Diverso l’atteggiamento dei turisti stranieri, che, soprattutto nelle grandi città, hanno dato un aiuto. Quanto ai nostri connazionali, prosegue Codacons, molti stanno ancora valutando cosa comprare e il budget da dedicare, mentre le prime giornate sono servite in prevalenza a monitorare le vetrine.

A monte ci sono le previsioni di spesa. Confcommercio parla di 232 euro a famiglia – 15,5 milioni i nuclei coinvolti - per un totale di 3,6 miliardi di euro, invariato rispetto al 2015. Confesercenti, dal canto suo, è più prudente e si pronuncia per 220 euro.

La convenienza sembra in effetti essere la parola d’ordine – osserva Confesercenti -. Il 53% la indica come fattore determinante. Che si cerchi la qualità o il prezzo, resta comunque protagonista l’abbigliamento leggero. Gli italiani acquisteranno soprattutto presso centri commerciali (31%) e negozianti di fiducia (26%). Il 16% comprerà in saldo in un outlet, mentre si rivolgerà all’online il 5%, la stessa quota di chi cercherà occasioni in un mercatino”.

“I saldi estivi di quest’anno sono un test per la ripresa dei consumi - spiega Roberto Manzoni, presidente di Fismo, l’associazione che riunisce le imprese della distribuzione moda di Confesercenti -. Noi speriamo che arrivi finalmente l’inversione di tendenza, in linea con la piccola ripartenza del potere d’acquisto registrata nel 2015 dall’Istat. Le condizioni ci sono: dagli sconti, anche quest’anno molto elevati, all’arrivo in ritardo dell’estate, che favorisce l’esigenza del ricambio di guardaroba”.

La grande novità è il test per l’uniformazione delle date, che ha coinvolto tutte le Regioni, a parte la Sicilia.

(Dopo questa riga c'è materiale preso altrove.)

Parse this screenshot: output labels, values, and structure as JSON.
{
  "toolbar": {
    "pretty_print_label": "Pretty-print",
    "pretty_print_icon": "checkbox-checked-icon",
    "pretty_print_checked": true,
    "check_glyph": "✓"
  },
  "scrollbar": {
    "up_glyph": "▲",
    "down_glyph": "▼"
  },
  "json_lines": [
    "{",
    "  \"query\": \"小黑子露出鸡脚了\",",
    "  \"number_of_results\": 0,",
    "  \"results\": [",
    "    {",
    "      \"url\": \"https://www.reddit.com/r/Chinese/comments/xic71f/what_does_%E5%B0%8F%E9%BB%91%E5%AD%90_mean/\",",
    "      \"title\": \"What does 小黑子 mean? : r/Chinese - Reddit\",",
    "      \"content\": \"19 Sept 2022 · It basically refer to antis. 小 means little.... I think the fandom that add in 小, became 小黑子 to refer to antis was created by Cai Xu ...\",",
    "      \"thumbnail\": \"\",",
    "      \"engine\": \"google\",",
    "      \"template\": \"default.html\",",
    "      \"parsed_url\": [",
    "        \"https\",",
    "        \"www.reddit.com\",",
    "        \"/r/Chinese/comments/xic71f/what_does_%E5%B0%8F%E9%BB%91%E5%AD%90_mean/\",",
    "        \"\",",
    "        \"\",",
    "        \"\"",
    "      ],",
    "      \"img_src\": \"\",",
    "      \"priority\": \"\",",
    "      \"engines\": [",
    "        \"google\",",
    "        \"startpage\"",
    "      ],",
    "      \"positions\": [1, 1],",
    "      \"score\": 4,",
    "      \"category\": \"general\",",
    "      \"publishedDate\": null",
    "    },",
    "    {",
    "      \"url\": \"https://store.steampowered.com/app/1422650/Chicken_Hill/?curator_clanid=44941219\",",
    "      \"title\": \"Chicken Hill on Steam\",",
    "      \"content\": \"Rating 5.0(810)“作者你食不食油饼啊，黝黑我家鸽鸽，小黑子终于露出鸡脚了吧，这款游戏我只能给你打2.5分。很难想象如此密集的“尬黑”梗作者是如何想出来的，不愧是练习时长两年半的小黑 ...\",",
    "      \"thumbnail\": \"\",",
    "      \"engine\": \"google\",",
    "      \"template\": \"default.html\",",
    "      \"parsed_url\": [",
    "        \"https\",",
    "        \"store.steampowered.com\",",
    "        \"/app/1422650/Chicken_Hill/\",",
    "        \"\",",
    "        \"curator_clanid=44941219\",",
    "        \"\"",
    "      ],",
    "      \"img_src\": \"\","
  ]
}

Federazione Moda Italia è intervenuta su questo tema, che si collega a un altro più scottante: la liberalizzazione.

“La decisione delle Regioni, a seguito dell’opposta richiesta della grande distribuzione di liberalizzare saldi e vendite promozionali, è frutto di un compromesso e, come tutti i compromessi, non rappresenta la scelta ideale”, dice il presidente di Fmi, Renato Borghi, sulla decisione della Conferenza delle Regioni del 7 luglio di mantenere una data unica dei saldi in tutta Italia (in sostanza, dal 2017 i saldi invernali inizieranno il primo giorno feriale antecedente l’Epifania e i saldi estivi prenderanno avvio il primo sabato di luglio).

“Pur non valutando la soluzione indicata come la migliore determinazione atta a rispondere efficacemente alle richieste avanzate dalla stragrande maggioranza delle nostre imprese multibrand di posticipare il più possibile la data di avvio dei saldi all'effettiva fine stagione – continua Borghi -, apprezziamo però la decisione di confermare il divieto delle vendite promozionali nei mesi di dicembre e giugno e attendiamo ora l’indispensabile accordo tra Conferenza delle Regioni e Anci sull’uniformità dei controlli da parte dei Comuni italiani a garanzia della leale concorrenza e sul pieno rispetto delle norme locali in materia di vendite straordinarie, magari prevedendo sanzioni, in caso di violazioni”.

Liberalizzare le vendite promozionali – conclude Borghi - avrebbe comportato un ulteriore vantaggio per la distribuzione organizzata, “che avrebbe avuto la possibilità di pianificare a settembre e a marzo campagne massificate, con sconti eccezionali a dicembre e giugno”.